6.      Uiterlijk binnen vier jaar te rekenen vanaf de datum van inwerkingtreding van deze richtlijn, bepaalt de Raad, op voorstel van de Commissie, met eenparigheid van stemmen, voor welke uitgaven geen recht op aftrek van de [btw] bestaat. De uitgaven die geen strikt professioneel karakter hebben, zoals weelde-uitgaven en uitgaven voor ontspanning of representatie, zijn in elk geval van het recht op aftrek uitgesloten.
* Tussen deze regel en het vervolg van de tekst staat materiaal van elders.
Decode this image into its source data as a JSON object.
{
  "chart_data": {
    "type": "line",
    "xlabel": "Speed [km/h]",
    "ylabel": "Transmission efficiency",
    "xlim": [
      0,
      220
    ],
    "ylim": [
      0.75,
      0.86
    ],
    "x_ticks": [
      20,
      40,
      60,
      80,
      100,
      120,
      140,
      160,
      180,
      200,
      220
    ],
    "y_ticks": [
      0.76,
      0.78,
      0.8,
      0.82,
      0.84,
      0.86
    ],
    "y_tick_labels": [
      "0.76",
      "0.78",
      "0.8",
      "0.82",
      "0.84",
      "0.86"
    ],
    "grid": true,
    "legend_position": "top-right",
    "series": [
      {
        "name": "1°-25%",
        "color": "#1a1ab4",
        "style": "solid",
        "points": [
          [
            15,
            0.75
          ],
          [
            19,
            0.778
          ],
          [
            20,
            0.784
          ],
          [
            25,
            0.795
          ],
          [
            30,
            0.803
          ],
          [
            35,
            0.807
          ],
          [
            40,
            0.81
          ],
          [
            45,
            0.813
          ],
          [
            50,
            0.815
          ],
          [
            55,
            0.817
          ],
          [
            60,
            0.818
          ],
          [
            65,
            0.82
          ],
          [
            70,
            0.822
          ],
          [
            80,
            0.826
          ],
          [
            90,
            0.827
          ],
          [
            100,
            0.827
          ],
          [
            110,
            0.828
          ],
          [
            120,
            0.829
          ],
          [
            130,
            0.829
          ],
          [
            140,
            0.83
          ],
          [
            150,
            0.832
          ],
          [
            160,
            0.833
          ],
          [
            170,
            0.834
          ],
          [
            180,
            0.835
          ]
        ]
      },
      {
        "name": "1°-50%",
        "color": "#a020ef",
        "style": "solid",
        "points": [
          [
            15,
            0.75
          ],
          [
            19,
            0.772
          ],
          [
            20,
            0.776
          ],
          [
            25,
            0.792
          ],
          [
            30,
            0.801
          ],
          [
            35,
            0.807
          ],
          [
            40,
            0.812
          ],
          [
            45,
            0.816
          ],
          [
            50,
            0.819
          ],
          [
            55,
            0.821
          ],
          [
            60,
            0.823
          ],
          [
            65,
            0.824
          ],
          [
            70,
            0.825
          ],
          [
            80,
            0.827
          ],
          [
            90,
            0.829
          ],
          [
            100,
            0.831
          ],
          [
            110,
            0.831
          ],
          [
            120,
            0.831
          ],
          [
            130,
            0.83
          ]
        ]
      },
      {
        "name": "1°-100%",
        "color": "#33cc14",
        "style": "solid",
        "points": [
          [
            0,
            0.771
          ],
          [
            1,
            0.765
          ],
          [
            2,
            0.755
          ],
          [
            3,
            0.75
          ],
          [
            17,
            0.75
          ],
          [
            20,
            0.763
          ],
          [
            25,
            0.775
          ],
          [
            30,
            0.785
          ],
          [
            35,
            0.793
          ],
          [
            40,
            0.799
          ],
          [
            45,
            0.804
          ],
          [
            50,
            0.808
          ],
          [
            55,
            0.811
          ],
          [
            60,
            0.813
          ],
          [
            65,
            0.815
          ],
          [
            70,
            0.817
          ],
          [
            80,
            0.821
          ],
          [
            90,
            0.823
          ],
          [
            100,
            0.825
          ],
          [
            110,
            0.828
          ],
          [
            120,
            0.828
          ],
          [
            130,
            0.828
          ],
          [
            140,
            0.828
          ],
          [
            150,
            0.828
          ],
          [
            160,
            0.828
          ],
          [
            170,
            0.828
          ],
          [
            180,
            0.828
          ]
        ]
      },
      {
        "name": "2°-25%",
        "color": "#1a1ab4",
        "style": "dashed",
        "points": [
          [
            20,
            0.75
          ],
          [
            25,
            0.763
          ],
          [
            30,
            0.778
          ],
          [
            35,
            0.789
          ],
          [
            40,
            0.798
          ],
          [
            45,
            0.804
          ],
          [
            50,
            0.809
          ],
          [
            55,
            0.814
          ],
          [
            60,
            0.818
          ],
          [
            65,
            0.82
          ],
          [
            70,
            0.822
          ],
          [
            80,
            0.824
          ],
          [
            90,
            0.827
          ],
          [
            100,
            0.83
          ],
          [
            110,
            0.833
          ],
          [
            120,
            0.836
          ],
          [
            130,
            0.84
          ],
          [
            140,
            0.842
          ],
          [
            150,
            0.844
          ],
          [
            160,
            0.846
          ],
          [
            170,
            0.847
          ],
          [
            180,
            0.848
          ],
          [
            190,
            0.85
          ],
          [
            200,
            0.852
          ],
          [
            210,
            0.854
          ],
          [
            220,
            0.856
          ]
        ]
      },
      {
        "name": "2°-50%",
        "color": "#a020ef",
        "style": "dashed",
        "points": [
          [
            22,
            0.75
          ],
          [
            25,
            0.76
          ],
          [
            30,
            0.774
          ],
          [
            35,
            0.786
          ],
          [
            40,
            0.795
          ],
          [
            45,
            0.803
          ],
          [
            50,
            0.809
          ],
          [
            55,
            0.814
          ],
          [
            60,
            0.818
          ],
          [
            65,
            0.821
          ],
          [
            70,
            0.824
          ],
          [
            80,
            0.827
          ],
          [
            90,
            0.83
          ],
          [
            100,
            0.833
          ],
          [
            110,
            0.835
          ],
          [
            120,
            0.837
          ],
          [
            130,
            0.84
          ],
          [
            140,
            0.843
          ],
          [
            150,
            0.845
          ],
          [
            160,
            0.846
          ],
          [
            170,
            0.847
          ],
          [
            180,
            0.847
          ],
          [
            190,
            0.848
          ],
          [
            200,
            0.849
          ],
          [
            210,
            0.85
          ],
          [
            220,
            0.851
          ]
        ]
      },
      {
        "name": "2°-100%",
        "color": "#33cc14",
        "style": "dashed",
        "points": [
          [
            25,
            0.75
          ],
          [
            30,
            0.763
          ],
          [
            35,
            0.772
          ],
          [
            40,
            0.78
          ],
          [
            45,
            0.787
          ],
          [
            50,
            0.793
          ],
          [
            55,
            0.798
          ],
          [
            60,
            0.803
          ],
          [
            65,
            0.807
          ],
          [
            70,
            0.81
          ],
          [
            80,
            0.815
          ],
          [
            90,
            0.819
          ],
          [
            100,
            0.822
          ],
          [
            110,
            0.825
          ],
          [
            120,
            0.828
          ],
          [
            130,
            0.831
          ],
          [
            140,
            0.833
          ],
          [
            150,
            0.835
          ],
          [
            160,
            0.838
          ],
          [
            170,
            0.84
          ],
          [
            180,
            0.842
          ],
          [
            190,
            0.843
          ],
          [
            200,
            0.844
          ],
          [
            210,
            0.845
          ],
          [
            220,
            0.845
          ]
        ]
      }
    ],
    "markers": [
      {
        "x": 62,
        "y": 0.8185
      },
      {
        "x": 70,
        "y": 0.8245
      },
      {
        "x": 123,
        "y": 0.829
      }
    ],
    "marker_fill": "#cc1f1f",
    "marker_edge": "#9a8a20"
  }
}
Totdat de hierboven bedoelde voorschriften in werking treden kunnen de lidstaten elke uitsluiting handhaven waarin hun wetgeving ten tijde van de inwerkingtreding van deze richtlijn voorzag.”

 Nationale regeling

4        Artikel 25, lid 1, sub 3a, van de wet van 8 januari 1993 inzake belasting op goederen en diensten, alsmede inzake accijns (Dz. U. nr. 11, rubriek 50), in de op 30 april 2004 geldende versie (hierna: „wet van 8 januari 1993”), luidde:

„Verlaging van het bedrag of teruggaaf van het verschil van de verschuldigde belasting geldt niet voor door de belastingplichtige gekochte producten als benzine, dieselolie en gas die worden gebruikt voor de aandrijving van personen- of andere voertuigen met een maximaal toegestaan laadvermogen van 500 kg.”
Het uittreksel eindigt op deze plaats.